It was a really special opportunity to work on a longer project with two great groups and a very supportive team. We really felt part of the project and developed some wonderful relationships with the participants. It was fantastic to share their final performance with them.
We have been engaged by Heritage Lottery Fund to create a series of videos to promote their
#YoungRoots funding stream. You can read more about the programme on the HLF Young Roots web page.
Our filming strategy to create three different videos involves visiting a tiny fraction of the projects that are currently happening across the UK and our first stop was with The Family La Bonche in Newcastle. They are a young circus group working with Circus Central who were just as excited about us coming as we were about getting to visit them:
This was the first time either of us had been to Newcastle and to say we were pleasantly surprised would be an understatement. The city is beautiful and the riverfront in particular is spectacular.
It manages to feel both large and compact all at the same time with culture round every corner.
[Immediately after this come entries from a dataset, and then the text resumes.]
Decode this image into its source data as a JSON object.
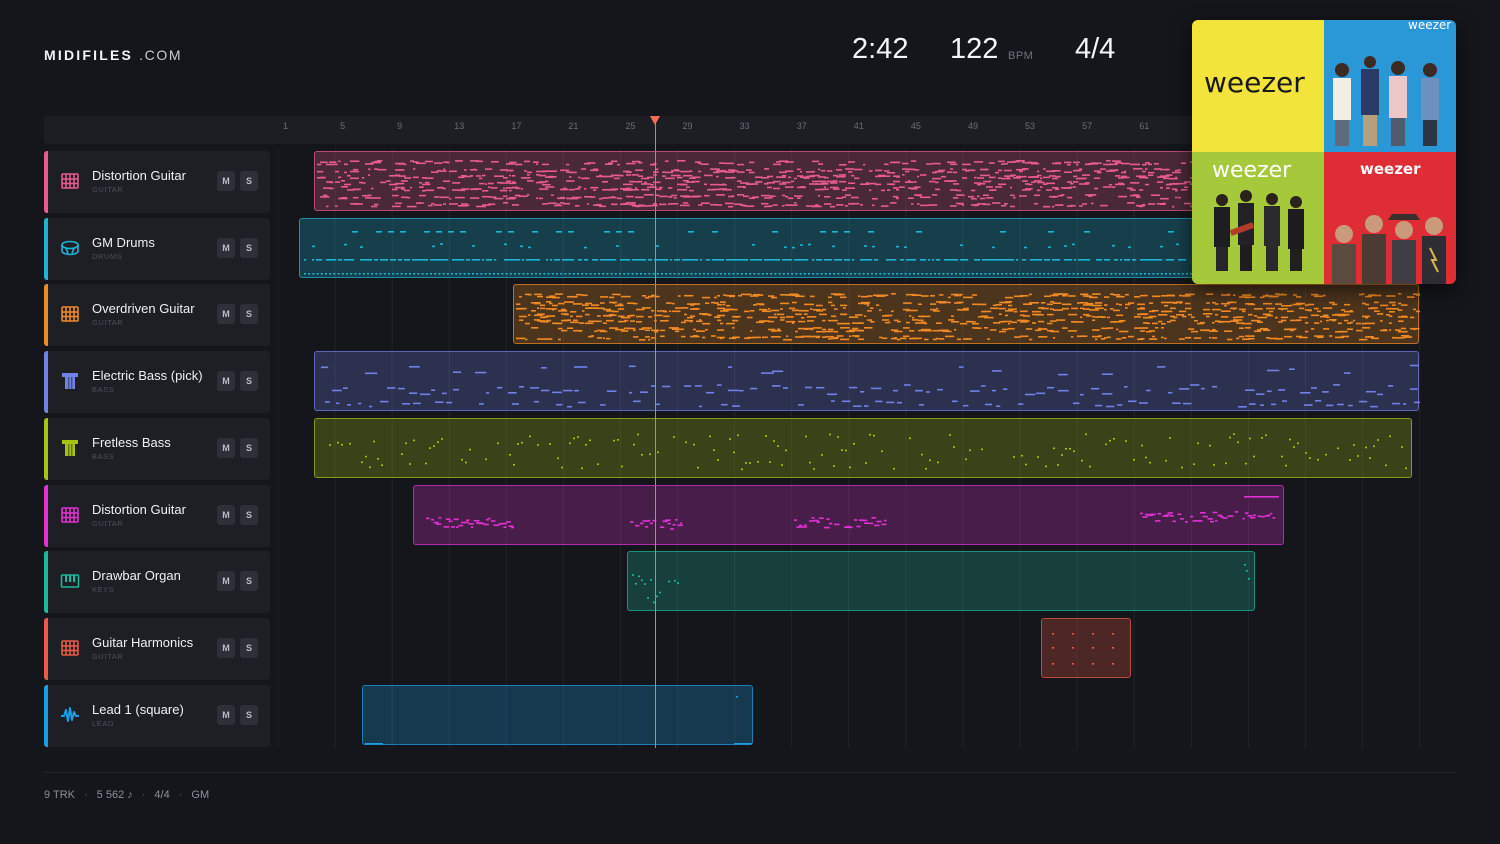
{
  "brand": {
    "bold": "MIDIFILES",
    "light": ".COM"
  },
  "transport": {
    "time": "2:42",
    "bpm": "122",
    "bpm_unit": "BPM",
    "meter": "4/4"
  },
  "ruler": {
    "ticks": [
      "1",
      "5",
      "9",
      "13",
      "17",
      "21",
      "25",
      "29",
      "33",
      "37",
      "41",
      "45",
      "49",
      "53",
      "57",
      "61"
    ]
  },
  "playhead": {
    "bar": 25.4
  },
  "total_bars": 81,
  "tracks": [
    {
      "name": "Distortion Guitar",
      "category": "GUITAR",
      "icon": "guitar-icon",
      "color": "#e75b8d",
      "mute": "M",
      "solo": "S",
      "clips": [
        {
          "start": 3,
          "end": 80
        }
      ],
      "style": "dense"
    },
    {
      "name": "GM Drums",
      "category": "DRUMS",
      "icon": "drum-icon",
      "color": "#20b4d4",
      "mute": "M",
      "solo": "S",
      "clips": [
        {
          "start": 2,
          "end": 80
        }
      ],
      "style": "drums"
    },
    {
      "name": "Overdriven Guitar",
      "category": "GUITAR",
      "icon": "guitar-icon",
      "color": "#f08a24",
      "mute": "M",
      "solo": "S",
      "clips": [
        {
          "start": 17,
          "end": 80.5
        }
      ],
      "style": "dense"
    },
    {
      "name": "Electric Bass (pick)",
      "category": "BASS",
      "icon": "bass-icon",
      "color": "#7181e6",
      "mute": "M",
      "solo": "S",
      "clips": [
        {
          "start": 3,
          "end": 80.5
        }
      ],
      "style": "sparse"
    },
    {
      "name": "Fretless Bass",
      "category": "BASS",
      "icon": "bass-icon",
      "color": "#a6c214",
      "mute": "M",
      "solo": "S",
      "clips": [
        {
          "start": 3,
          "end": 80
        }
      ],
      "style": "scatter"
    },
    {
      "name": "Distortion Guitar",
      "category": "GUITAR",
      "icon": "guitar-icon",
      "color": "#e032d2",
      "mute": "M",
      "solo": "S",
      "clips": [
        {
          "start": 10,
          "end": 71
        }
      ],
      "style": "lead"
    },
    {
      "name": "Drawbar Organ",
      "category": "KEYS",
      "icon": "keys-icon",
      "color": "#1db89a",
      "mute": "M",
      "solo": "S",
      "clips": [
        {
          "start": 25,
          "end": 69
        }
      ],
      "style": "organ"
    },
    {
      "name": "Guitar Harmonics",
      "category": "GUITAR",
      "icon": "guitar-icon",
      "color": "#ea5a44",
      "mute": "M",
      "solo": "S",
      "clips": [
        {
          "start": 54,
          "end": 60.3
        }
      ],
      "style": "harm"
    },
    {
      "name": "Lead 1 (square)",
      "category": "LEAD",
      "icon": "wave-icon",
      "color": "#1c9de6",
      "mute": "M",
      "solo": "S",
      "clips": [
        {
          "start": 6.4,
          "end": 33.8
        }
      ],
      "style": "lead1"
    }
  ],
  "album": {
    "q1": {
      "word": "weezer",
      "bg": "#f2e43a",
      "text": "#1a1a1a"
    },
    "q2": {
      "word": "weezer",
      "bg": "#2a97d6",
      "text": "#ffffff"
    },
    "q3": {
      "word": "weezer",
      "bg": "#a5c93a",
      "text": "#ffffff"
    },
    "q4": {
      "word": "weezer",
      "bg": "#df2d35",
      "text": "#ffffff"
    }
  },
  "footer": {
    "tracks": "9 TRK",
    "notes": "5 562 ♪",
    "meter": "4/4",
    "standard": "GM"
  }
}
We spent a good couple of hours filming some location shots of this beautiful city before meeting up with the La Bonches around lunchtime. We walked in on trapeze acts, juggling, and uni-cycling.
It was a real pleasure to meet this group of young people, who really stretched the entire age range of the Young Roots age range 11-25. They are so passionate about their chosen discipline. They had endless energy to repeat tricks and seemed to enjoy impressing us as much as we enjoyed being stunned by their skills.
Lunch was delivered by unicycle, naturally, and juice was balanced on heads before we headed off to the wonderful Discovery Museum which is home to the Tyne and Wear Archives, the partner organisation the group had been working with.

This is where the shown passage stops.